FM De onde vem teu interesse pela
teledramaturgia?
DA Começou pelo princípio: o teatro. Nunca
me interessei muito por poesia e sempre tive dificuldade de escrever na forma
épica (contos, romances, etc). Mas quando tentei a forma dramática — contando
uma história essencialmente através de diálogos, algo bem coloquial — me senti
mais seguro e as ideias começaram a fluir. A partir daí, segui estudando e
experimentando outras áreas da dramaturgia, como cinema e televisão. Entrei
definitivamente na tele-dramaturgia ao passar em um concurso da TV Globo, em
2000. O que há de sedutor na TV é a objetividade, o profissionalismo das
pessoas envolvidas e a velocidade com que seu texto toma, efetivamente, a forma
final. Ou seja, você escreve algo que já estará no ar dali a quinze dias,
enquanto que no teatro e no cinema isso pode levar anos. E a TV ainda tem outra
enorme vantagem: você é pago mensalmente, tem um salário, como qualquer outro
profissional.
FM Tocas em um ponto crucial, porque o
estado de espírito do criador sofre interferência direta de sua condição
doméstica. No entanto, há biografias inúmeras que mostram uma resistência a
toda prova a essas intempéries da realidade. Evidente que reclamas para o
artista uma condição raramente alcançada, em especial quando há relação direta,
de empatia produtiva, entre o ambiente estético e sua produção. É impossível
uma oferta estética consistente, renovadora, sem salário, Daniel?
DA A teledramaturgia é um caso muito
particular de criação estética. Quase tudo nesse universo é exceção, a começar
pela apreciação — ou seria melhor dizermos consumo — da obra por parte do
público. Todos sabem que um programa de TV tem sua audiência medida pelo IBOPE.
E essa medição ocorre até em tempo real. Estamos falando, portanto, de um
produto altamente comercial, feito para vender, e vender instantaneamente. Isso
inviabiliza a existência de uma pretensão estética ou a liberdade de criação?
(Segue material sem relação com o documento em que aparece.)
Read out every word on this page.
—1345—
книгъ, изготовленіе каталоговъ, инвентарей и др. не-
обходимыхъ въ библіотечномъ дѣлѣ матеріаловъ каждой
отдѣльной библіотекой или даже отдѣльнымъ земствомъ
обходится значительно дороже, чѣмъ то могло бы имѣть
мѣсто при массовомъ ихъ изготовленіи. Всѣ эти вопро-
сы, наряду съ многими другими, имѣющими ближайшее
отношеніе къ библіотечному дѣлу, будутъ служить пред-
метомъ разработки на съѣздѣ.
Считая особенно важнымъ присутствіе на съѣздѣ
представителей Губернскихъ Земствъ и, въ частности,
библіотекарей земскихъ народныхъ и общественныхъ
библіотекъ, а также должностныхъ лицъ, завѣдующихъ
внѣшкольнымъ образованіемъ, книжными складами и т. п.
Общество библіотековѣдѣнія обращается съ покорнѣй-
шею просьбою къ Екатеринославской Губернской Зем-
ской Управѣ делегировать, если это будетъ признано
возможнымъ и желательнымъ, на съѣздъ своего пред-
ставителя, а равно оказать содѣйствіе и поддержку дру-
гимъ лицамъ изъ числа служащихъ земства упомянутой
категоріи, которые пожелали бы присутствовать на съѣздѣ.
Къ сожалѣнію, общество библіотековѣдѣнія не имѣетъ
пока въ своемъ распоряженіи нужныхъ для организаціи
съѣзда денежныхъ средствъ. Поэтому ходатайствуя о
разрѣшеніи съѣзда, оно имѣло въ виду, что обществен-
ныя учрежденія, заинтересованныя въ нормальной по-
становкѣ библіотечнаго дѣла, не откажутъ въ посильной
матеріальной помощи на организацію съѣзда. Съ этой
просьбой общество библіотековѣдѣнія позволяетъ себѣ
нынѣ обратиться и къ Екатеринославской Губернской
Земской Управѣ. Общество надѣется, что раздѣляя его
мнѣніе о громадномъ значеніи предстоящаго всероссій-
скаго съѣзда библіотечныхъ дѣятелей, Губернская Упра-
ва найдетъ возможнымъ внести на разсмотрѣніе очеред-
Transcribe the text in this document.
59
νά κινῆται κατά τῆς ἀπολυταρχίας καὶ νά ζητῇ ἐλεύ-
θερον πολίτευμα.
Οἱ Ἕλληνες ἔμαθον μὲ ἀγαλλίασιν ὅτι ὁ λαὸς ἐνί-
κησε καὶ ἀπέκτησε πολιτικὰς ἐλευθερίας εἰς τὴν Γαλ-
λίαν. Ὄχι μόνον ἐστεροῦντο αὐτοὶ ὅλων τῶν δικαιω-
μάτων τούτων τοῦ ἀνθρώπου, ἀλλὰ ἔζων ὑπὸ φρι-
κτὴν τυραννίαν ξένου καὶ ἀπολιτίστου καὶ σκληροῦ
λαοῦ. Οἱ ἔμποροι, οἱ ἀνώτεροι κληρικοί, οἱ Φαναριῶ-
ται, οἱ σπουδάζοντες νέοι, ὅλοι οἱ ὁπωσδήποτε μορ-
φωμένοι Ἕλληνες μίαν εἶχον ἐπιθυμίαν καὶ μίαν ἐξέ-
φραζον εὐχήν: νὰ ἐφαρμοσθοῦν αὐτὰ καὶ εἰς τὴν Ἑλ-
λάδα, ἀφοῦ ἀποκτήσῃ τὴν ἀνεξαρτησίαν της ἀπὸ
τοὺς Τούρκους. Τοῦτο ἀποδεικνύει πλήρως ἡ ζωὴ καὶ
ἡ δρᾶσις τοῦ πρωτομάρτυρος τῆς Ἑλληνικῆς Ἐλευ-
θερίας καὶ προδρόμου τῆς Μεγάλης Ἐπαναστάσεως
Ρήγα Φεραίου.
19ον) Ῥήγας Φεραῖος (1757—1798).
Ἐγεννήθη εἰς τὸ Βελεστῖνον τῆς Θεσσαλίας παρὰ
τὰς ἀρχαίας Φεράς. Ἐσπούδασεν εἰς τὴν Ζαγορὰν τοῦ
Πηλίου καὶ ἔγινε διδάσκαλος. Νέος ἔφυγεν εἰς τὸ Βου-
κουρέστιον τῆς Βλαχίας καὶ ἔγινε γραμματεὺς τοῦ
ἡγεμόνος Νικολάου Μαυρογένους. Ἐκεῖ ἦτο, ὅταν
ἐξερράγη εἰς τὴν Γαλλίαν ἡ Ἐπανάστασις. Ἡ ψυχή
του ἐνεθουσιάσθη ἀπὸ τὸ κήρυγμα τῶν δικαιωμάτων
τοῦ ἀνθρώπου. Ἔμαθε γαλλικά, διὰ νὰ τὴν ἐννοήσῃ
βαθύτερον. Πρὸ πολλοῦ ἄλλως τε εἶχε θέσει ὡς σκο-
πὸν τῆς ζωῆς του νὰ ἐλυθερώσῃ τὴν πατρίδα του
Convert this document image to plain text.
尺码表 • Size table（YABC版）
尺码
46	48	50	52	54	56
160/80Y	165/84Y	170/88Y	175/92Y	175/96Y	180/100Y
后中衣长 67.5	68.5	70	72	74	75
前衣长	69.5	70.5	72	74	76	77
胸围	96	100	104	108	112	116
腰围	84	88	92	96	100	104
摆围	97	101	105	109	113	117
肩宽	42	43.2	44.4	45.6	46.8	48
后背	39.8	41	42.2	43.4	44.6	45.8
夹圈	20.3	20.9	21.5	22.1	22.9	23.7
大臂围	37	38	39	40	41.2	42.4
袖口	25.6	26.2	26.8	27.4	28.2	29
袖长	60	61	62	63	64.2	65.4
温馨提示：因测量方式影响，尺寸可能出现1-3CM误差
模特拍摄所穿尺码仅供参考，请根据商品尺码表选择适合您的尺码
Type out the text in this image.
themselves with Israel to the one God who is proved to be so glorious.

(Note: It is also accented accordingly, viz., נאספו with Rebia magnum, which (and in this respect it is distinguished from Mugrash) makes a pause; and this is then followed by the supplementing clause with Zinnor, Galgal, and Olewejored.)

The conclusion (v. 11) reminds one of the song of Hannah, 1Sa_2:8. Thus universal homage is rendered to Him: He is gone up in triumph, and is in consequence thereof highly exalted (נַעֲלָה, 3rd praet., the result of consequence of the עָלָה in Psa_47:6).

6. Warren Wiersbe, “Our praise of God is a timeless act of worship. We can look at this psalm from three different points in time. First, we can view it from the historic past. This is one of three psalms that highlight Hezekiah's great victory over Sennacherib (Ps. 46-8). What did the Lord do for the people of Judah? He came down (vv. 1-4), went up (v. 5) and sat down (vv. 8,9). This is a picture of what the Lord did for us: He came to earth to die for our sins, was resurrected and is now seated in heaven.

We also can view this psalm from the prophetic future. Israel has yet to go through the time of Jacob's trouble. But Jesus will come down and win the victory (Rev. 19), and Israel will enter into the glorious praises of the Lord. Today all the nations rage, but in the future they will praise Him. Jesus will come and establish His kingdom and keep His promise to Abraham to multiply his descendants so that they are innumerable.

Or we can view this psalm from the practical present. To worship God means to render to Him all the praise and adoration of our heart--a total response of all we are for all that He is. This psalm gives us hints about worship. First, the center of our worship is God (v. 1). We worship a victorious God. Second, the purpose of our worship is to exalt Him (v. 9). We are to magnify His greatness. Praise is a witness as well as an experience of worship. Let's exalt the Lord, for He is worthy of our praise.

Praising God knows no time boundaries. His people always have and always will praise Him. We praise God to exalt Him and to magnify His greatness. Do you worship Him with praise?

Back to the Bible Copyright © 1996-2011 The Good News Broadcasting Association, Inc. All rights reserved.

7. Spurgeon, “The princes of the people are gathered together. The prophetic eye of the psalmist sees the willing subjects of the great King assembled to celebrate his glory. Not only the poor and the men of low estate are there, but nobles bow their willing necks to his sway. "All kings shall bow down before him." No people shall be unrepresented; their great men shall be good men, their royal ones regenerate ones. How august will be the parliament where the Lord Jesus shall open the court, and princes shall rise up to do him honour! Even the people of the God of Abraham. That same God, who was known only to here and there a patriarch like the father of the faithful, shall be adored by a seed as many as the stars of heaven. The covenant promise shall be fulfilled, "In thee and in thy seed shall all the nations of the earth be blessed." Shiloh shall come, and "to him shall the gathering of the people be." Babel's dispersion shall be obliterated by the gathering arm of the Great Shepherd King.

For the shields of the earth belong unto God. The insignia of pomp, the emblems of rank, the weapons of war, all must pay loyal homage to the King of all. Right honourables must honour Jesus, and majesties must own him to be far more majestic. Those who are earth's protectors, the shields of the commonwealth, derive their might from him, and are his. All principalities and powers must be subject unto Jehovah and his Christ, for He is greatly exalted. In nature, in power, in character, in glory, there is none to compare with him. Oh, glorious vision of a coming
Não necessariamente. Há momentos em que você tem total liberdade para propor
coisas novas, para ousar, para subverter, e há momentos em que você tem que
manter o bonde nos trilhos. Cria-se muito na TV, mas cria-se dentro de
determinados limites. Televisão, assim como o cinema, também é uma indústria. E
numa indústria é preciso compreender que você está dentro de uma engrenagem
maior, que você pertence a uma coletividade. É preciso que o autor aceite estar
em ambas as classificações: a de artista e de funcionário. Mas compreendo que
alguns artistas não se sintam confortáveis diante dessas condições. Por outro
lado, não podemos esquecer que atualmente a TV passa por um dos seus momentos
mais prolíferos no mundo inteiro. Algumas séries americanas estão inovando mais
do que a média da produção cinematográfica. Grandes nomes do cinema —
diretores, atores, roteiristas — têm migrado para a TV a cabo. E o Brasil — bem
como outros países latino-americanos — já começa a produzir séries de altíssima
qualidade para a TV paga.
FM As minisséries sempre tiveram textos — a
produção em geral — de alta qualidade, quase sempre adaptações de romances
brasileiros ou roteiros biográficos. E sempre superou o cinema, o que não
requer tanto esforço. Mas retomemos o teu ambiente de criação, em que se
destaca um particular interesse pela comédia. O riso aproxima mais o homem do
limite de suas experiências do que a dor? Neste sentido, a comédia ajuda o
homem a compreender a si mesmo melhor do que a tragédia?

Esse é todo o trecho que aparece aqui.